1
votes

How does Ruby distinguish the codeblocks |n|'s in the functions yield case of "Kim" and the function call's case of "Eric"?

Apologies if this is painfully obvious - I really don't see how exactly the |n| variable in the codeblock with the function(arg) call effects the functions internal yield call?

def yield_name(name)
  puts "In the method! Let's yield..."
  yield("Kim")
  puts "... now in between the yields!"
  yield(name)
  puts "Block complete! Back in the method."
end

>>> yield_name("Eric") { |n| puts "My name is #{n}." }

In the method! Let's yield...
My name is Kim.
... now in between the yields!
My name is Eric.
Block complete! Back in the method.

As I understand the code block, it reads, "for each argument, put to screen "My name is #{that argument}". How does Ruby pass "Kim" into "that argument" so it prints "My name is Kim" instead of just "Kim"? Thank you.

---------------------- EDIT

Here's a less confusingly named example:

def double(parameter)
    yield parameter
    yield 7
end

When I invoke:

>>> double(3) { |n| puts "how? #{n * 2}" }

I get:

how? 6  #<-- relative to function call(arg)
how? 14 #<-- relative to internal functions yield call(arg)

So how does Ruby know to use yield 7 in the puts statement ?

2

2 Answers

2
votes

As I understand the code block, it reads, "for each argument, put to screen "My name is #{that argument}"

Nope. Literally, it reads "pass argument 'Eric' to method yield_name and also pass this block". The mere fact that you passed a block to method means nothing. The method can simply just not call it (also known as "yielding to block"). So you can't make any assumptions about number of block invocations or values of supplied parameters without knowing implementation of the method.
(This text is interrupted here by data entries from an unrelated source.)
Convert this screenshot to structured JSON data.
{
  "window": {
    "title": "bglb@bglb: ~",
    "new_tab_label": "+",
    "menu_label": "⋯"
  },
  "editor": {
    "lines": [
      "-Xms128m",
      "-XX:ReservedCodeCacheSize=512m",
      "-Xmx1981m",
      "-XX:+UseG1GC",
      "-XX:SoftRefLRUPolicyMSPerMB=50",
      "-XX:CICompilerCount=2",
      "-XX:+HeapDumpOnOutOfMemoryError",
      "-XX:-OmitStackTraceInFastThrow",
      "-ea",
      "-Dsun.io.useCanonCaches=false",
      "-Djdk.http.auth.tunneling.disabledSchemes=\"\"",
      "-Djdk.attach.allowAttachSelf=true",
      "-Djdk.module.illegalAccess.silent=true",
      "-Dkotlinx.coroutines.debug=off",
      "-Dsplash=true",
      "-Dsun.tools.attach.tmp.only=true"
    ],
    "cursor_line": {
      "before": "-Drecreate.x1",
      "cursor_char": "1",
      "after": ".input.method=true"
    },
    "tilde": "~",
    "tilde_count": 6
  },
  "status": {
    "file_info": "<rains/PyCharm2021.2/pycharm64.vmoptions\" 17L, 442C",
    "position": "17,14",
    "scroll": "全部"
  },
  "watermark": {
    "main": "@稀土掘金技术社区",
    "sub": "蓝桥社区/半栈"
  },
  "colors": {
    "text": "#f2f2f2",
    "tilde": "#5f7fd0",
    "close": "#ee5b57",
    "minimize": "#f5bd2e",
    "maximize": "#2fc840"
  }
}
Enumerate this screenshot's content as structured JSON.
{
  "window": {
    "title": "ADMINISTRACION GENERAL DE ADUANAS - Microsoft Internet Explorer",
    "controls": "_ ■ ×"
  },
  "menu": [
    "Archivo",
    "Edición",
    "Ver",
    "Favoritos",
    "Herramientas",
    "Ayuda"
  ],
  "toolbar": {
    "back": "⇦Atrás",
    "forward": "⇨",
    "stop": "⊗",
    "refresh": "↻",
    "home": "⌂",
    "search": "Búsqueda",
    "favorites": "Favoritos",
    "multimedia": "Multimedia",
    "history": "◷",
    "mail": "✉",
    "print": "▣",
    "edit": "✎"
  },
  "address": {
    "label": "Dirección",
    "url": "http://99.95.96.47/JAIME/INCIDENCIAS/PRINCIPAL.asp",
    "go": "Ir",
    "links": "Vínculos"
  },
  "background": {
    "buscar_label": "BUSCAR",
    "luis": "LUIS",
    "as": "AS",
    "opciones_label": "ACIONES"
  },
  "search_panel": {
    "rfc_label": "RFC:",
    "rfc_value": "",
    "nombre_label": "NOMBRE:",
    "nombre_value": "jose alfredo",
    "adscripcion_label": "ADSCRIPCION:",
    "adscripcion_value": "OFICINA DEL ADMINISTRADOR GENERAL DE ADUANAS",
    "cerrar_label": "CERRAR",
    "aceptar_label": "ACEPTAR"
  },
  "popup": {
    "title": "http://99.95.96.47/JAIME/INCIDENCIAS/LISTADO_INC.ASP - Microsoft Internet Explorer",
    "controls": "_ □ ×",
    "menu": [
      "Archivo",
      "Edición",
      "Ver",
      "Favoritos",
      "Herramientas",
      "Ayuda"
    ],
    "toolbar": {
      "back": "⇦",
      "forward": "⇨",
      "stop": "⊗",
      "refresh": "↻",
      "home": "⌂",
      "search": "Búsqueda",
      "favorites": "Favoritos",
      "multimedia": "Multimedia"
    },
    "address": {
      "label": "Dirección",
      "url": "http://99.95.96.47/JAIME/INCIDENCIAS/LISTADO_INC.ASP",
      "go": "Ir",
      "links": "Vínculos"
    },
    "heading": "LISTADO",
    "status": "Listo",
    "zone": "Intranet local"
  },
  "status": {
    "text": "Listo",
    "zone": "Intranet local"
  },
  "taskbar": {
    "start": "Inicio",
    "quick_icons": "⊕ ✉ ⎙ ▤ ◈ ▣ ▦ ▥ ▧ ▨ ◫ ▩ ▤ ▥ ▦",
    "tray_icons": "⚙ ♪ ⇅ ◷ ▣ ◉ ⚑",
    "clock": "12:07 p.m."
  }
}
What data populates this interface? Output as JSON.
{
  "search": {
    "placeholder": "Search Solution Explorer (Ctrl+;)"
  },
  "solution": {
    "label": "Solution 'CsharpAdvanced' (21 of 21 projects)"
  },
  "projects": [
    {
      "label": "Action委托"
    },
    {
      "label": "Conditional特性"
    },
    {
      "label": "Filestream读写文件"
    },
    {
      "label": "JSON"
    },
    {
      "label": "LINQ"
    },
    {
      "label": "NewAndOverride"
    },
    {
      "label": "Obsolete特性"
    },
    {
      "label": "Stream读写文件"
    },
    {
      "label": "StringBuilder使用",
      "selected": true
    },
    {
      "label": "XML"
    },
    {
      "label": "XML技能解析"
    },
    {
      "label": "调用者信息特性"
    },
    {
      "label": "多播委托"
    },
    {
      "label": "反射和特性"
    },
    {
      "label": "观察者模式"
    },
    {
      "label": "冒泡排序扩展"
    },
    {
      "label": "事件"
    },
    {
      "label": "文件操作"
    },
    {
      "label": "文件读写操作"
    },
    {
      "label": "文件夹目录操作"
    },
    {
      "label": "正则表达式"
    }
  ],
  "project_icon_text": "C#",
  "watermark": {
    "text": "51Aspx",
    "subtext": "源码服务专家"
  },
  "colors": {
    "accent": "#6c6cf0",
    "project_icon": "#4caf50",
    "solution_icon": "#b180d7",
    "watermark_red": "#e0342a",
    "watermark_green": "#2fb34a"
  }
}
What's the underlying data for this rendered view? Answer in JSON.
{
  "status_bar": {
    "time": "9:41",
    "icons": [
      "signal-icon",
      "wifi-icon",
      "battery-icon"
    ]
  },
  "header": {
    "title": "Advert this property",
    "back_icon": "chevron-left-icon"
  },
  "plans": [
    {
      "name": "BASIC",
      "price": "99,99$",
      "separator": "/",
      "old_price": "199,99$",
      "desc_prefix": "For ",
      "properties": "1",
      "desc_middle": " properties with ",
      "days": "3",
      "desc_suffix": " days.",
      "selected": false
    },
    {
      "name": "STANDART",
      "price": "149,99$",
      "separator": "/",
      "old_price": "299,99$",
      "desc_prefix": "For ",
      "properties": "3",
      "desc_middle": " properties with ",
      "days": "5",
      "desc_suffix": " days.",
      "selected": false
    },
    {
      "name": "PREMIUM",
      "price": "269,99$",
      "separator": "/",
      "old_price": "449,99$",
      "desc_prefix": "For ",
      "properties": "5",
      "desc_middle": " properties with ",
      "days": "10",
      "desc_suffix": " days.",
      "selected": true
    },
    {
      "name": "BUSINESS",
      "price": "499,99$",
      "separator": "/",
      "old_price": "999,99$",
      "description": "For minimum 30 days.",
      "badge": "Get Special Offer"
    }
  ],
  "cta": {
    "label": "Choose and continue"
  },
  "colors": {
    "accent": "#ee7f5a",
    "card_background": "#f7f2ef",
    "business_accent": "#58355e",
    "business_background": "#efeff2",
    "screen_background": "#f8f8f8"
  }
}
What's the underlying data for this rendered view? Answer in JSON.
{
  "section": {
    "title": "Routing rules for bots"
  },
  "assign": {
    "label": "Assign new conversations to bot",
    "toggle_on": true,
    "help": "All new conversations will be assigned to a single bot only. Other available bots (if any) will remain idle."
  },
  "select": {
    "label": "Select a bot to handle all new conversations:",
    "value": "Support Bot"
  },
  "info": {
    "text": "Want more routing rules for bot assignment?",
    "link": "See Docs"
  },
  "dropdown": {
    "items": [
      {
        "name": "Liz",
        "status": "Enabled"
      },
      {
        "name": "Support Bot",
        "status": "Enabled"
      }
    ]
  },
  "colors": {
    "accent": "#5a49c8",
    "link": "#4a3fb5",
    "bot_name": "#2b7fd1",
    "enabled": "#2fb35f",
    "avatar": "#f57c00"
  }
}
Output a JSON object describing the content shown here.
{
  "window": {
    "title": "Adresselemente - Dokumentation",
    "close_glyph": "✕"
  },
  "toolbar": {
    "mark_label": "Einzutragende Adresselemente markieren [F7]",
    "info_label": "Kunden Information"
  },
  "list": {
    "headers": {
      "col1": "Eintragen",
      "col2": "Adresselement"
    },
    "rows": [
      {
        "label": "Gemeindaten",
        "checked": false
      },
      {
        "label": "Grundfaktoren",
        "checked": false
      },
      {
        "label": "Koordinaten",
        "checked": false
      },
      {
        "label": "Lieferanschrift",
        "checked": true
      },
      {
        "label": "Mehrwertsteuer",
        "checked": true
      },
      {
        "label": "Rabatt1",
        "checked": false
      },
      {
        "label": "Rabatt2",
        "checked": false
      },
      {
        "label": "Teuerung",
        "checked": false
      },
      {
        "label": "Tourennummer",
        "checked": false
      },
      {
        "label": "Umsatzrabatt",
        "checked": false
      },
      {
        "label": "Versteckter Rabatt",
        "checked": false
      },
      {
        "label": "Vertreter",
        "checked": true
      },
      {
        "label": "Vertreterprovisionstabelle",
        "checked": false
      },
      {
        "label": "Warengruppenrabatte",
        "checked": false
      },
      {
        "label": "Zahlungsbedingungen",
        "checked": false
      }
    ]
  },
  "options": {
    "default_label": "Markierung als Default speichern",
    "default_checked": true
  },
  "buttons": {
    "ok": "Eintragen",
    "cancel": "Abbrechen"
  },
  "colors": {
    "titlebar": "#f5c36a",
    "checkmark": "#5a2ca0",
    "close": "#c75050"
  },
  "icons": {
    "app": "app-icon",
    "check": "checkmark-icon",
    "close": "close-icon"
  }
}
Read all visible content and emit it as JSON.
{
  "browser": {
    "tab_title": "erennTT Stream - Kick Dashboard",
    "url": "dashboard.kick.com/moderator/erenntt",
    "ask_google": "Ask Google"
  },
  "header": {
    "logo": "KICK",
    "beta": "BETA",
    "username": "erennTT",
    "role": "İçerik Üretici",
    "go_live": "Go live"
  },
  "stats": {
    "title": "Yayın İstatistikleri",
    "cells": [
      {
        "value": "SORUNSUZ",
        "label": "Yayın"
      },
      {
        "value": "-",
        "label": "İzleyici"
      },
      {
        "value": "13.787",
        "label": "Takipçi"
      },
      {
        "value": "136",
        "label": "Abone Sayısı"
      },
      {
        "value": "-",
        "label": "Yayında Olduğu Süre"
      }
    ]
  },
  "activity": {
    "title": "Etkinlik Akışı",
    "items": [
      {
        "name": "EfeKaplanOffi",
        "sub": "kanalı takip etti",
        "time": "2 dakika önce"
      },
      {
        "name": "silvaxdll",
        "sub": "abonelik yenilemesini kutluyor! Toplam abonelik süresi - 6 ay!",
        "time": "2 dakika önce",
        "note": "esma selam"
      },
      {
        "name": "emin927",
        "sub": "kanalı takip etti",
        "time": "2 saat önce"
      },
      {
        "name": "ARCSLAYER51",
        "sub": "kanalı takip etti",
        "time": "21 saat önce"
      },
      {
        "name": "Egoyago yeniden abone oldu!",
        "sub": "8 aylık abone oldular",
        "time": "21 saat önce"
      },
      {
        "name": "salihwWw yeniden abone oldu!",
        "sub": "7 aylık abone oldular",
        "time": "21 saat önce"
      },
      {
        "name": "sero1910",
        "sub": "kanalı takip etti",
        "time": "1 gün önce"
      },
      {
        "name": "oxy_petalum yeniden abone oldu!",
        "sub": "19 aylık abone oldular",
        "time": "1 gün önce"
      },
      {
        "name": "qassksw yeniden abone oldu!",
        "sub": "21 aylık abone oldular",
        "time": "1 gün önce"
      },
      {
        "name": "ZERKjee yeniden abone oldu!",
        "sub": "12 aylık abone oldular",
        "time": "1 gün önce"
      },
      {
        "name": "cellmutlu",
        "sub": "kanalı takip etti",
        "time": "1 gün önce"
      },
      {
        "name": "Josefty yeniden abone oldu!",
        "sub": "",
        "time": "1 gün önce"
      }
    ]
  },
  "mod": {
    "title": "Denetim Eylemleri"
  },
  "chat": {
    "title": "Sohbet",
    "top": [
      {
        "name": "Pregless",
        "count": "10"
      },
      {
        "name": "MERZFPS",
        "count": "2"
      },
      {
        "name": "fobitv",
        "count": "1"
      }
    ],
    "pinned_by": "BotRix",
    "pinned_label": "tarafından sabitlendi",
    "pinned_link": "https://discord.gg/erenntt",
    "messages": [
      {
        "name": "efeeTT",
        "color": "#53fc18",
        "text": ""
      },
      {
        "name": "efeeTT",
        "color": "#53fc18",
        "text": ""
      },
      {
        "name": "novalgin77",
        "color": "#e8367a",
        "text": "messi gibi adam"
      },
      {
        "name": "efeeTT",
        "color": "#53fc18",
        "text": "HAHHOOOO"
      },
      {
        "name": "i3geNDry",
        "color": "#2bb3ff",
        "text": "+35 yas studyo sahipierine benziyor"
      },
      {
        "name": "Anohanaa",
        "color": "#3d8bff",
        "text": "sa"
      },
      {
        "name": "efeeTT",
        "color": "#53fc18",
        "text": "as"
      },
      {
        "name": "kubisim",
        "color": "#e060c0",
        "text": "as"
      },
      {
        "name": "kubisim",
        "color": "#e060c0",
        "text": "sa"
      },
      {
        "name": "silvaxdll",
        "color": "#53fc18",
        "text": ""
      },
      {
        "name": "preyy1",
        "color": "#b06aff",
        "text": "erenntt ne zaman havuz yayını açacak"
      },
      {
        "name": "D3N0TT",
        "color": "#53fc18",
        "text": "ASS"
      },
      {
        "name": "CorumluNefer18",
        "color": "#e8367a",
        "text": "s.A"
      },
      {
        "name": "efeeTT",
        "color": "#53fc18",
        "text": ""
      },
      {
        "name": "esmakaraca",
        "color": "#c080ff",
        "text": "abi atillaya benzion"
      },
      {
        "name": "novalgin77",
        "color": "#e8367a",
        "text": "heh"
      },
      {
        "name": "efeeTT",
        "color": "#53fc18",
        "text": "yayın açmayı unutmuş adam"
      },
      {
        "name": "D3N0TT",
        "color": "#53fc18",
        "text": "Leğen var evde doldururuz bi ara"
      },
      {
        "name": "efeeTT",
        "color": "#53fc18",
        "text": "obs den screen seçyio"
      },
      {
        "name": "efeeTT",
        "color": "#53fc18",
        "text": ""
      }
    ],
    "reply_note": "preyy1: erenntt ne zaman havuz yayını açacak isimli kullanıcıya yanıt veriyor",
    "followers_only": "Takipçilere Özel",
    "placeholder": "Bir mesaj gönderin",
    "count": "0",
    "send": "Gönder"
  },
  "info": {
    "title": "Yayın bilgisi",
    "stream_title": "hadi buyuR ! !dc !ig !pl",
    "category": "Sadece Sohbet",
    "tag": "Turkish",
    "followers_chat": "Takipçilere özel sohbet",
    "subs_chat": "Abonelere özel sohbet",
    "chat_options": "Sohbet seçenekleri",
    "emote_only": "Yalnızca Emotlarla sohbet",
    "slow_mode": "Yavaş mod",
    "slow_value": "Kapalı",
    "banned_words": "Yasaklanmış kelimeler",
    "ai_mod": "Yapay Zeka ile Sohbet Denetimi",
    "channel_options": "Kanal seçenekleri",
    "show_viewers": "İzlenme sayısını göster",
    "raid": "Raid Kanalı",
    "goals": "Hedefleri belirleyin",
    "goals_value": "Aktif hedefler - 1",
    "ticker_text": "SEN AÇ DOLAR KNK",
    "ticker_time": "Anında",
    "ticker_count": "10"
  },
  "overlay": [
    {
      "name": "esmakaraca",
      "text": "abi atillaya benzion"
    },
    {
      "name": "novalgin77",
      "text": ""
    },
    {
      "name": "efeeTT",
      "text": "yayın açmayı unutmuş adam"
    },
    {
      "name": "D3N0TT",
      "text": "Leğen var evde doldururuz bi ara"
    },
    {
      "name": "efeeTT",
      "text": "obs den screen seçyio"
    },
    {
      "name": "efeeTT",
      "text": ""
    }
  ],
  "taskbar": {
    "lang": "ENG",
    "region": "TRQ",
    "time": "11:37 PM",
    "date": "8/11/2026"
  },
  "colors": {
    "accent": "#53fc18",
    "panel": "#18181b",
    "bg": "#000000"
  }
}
In this case, we do know the implementation

def yield_name(name)
  puts "In the method! Let's yield..."
  yield("Kim")
  puts "... now in between the yields!"
  yield(name)
  puts "Block complete! Back in the method."
end

Here we see that per each call, yield_name calls its block two times. First, with a static value ("Kim"). Second time, it simply relays its parameter name. If there were no yield statements here, the block you supplied would be completely ignored (and, therefore, nothing would be printed). But we do trigger the block two times and see two lines in the output.

1
votes

You could view the block as being conceptually similar to the method:

def my_block(n)
  puts "My name is #{n}."
end

And the yields as calling it:

my_block("Kim")
my_block(name)

In other words, the n is the argument of the block, and it gets its value from the yield, which triggers the block's execution every time a value is yielded.